1) “Poesía: muñeca rusa” 


2) “El hombre que mira el mar  
y lo mira largamente  
salta el dique de su frente  
y se oye azul respirar…"    


El primer momento pertenece a Mi vida con los delfines y el segundo a Escrito para borrar, libro entrañable de redondillas de lectura obligada sentad@ frente al mar. 

Mi vida con los delfines llegó a mis manos por primera vez a través de mi amigo Daniel González Marín (esteta proclive a la sonrisa y la melancolía, amigo como pocos, siempre inmerso en el cultivo de la amistad). Esto ocurrió hace ya casi diez años, en vísperas de que recomenzara los estudios de licenciatura en la Facultad de Filosofía y Letras de la UNAM, después de transcurrir tres semestres en la Facultad de Ciencias Políticas y Sociales convencido de que los estudios no eran la camisa de fuerza que mejor me quedaba. En la FCPyS fui alumno de Daniel en su clase Taller de Redacción (ya después, si puedo, haré una relación de aquel curso donde, entre otras cosas, descubrí los ojos verdes de una compañera cuyo nombre no voy a mencionar aquí por decoro y porque en realidad su nombre a estas alturas ya no importa: su nombre dejó de ser la contraseña de mi correo electrónico hace muchos años). 

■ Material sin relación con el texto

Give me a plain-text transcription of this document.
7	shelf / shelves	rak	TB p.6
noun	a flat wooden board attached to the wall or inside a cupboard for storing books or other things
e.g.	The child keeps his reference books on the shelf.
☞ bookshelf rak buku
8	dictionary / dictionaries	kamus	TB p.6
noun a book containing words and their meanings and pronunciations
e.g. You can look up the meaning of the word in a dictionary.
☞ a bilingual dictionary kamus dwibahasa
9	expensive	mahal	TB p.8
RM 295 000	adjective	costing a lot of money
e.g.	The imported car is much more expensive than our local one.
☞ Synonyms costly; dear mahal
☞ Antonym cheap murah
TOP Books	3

Hablando, o más bien comentando, sobre los Huesos de sepia de Montale, Daniel, entusiasmado como siempre por los libros que mediaban nuestra amistad, dejó en mis manos, como préstamo arriesgado, su copia de Mi vida con los delfines, firmada y dedicada por el mismo González Esteva. Leí aquellas páginas (tan sólo 72) con lentitud y con el extremo cuidado que entraña arropar la querida edición de un amigo. Cuando al fin devolví a Daniel su libro (en cuya portada aparecen tres delfines siameses, uno de color mamey y los otros de color bermellón), decidí ir a la búsqueda de una copia sólo para mí. Trajiné por todas las librerías del Centro Histórico de la Ciudad de México sin suerte. En la librería del Fonca, en República de Argentina y Donceles, me informaron que el libro estaba agotado y me sugirieron no hacerme ilusiones de una posible segunda edición. Me quedé con las ganas, como quien dice, de obtener mi copia de Mi vida con los delfines. Incluso pasó por mi mente volver a pedirle a Daniel su edición y simplemente no devolverla jamás…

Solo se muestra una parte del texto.